Baca juga: FKUB tegaskan kerukunan umat beragama Jakarta terjaga
Dede yang merupakan Rektor UIN Syarif Hidayatullah meminta adanya kajian yang lebih dalam dari data yang dimiliki oleh tim penilai dan dielaborasikan dengan perasaan publik.
Menurut dia, survei tersebut dilakukan Kemenag sebetulnya untuk mengukur indikator kinerja utama (IKU) kantor wilayah Kementerian Agama (Kemenag).
"Mereka (Kemenag) sudah ke sini pada Rabu (18/12/2019) untuk menyampaikan hasilnya, bahwa itu adalah survei IKU Kanwil yang memiliki tanggung jawab pada Menag. Dengan demikian, survei itu merupakan assessment terhadap program kerja internal Kemenag itu sendiri," ujarnya.
Karena itu, lanjut Dede, tak heran bila Kemenag enggan menyampaikan instrumen yang menjadi rujukan dalam penelitian tersebut, karena menjadi bahan internal Kemenag.
Di dalam penelitian, kata dia, idealnya rincian seperti variabel, indikator, dan instrumen dijelaskan kepada lembaga yang akan dikaji. Seperti halnya pemeringkatan akreditasi perguruan tinggi yang dilakukan oleh Badan Akreditasi Nasional Perguruan Tinggi (BAN PT).

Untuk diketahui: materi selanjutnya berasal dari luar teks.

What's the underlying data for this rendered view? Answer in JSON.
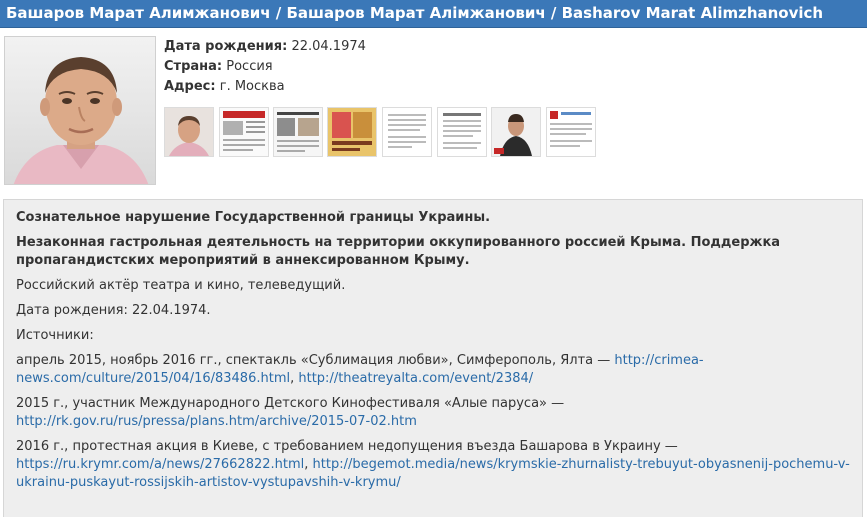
{
  "header": {
    "title": "Башаров Марат Алимжанович / Башаров Марат Алімжанович / Basharov Marat Alimzhanovich"
  },
  "profile": {
    "birth_label": "Дата рождения:",
    "birth_value": "22.04.1974",
    "country_label": "Страна:",
    "country_value": "Россия",
    "address_label": "Адрес:",
    "address_value": "г. Москва"
  },
  "thumbnails_count": 8,
  "details": {
    "violation": "Сознательное нарушение Государственной границы Украины.",
    "activity": "Незаконная гастрольная деятельность на территории оккупированного россией Крыма. Поддержка пропагандистских мероприятий в аннексированном Крыму.",
    "description": "Российский актёр театра и кино, телеведущий.",
    "birth": "Дата рождения: 22.04.1974.",
    "sources_label": "Источники:",
    "source1_text": "апрель 2015, ноябрь 2016 гг., спектакль «Сублимация любви», Симферополь, Ялта — ",
    "source1_link1": "http://crimea-news.com/culture/2015/04/16/83486.html",
    "source1_sep": ", ",
    "source1_link2": "http://theatreyalta.com/event/2384/",
    "source2_text": "2015 г., участник Международного Детского Кинофестиваля «Алые паруса» — ",
    "source2_link1": "http://rk.gov.ru/rus/pressa/plans.htm/archive/2015-07-02.htm",
    "source3_text": "2016 г., протестная акция в Киеве, с требованием недопущения въезда Башарова в Украину — ",
    "source3_link1": "https://ru.krymr.com/a/news/27662822.html",
    "source3_sep": ", ",
    "source3_link2": "http://begemot.media/news/krymskie-zhurnalisty-trebuyut-obyasnenij-pochemu-v-ukrainu-puskayut-rossijskih-artistov-vystupavshih-v-krymu/"
  }
}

"Variabel, indikator, dan instrumen disampaikan, baru mereka pakai untuk semuanya. Jadi, divalidasi dulu oleh semuanya kalau menyangkut institusi orang. Harus dihargai dan hormati, jangan sampai penelitian itu membuat orang terganggu. Sementara ini, benar-benar telah mengusik pemerintah daerah, tidak hanya di DKI tapi juga daerah lainnya," ujarnya.
Dede memandang ada masalah dalam pengembangan indikator dan pengambilan sampel dalam penilaian IKU yang digunakan untuk mengukur kinerja daerah di bidang kerukunan.
Secara sekilas berbagai keunikan daerah menjadi indikator salah satu variabelnya, sehingga kemungkinan tidak dapat diandalkan (reliable) untuk daerah lain yang beberapa daerah tertentu diuntungkan dibanding lainnya.
Persoalan selanjutnya, menurut Dede, adalah teknik pengambilan sampel yang konon dalam laporan dinyatakan secara random, tapi sangat disayangkan tidak mewakili berbagai variasi sosial di masyarakat.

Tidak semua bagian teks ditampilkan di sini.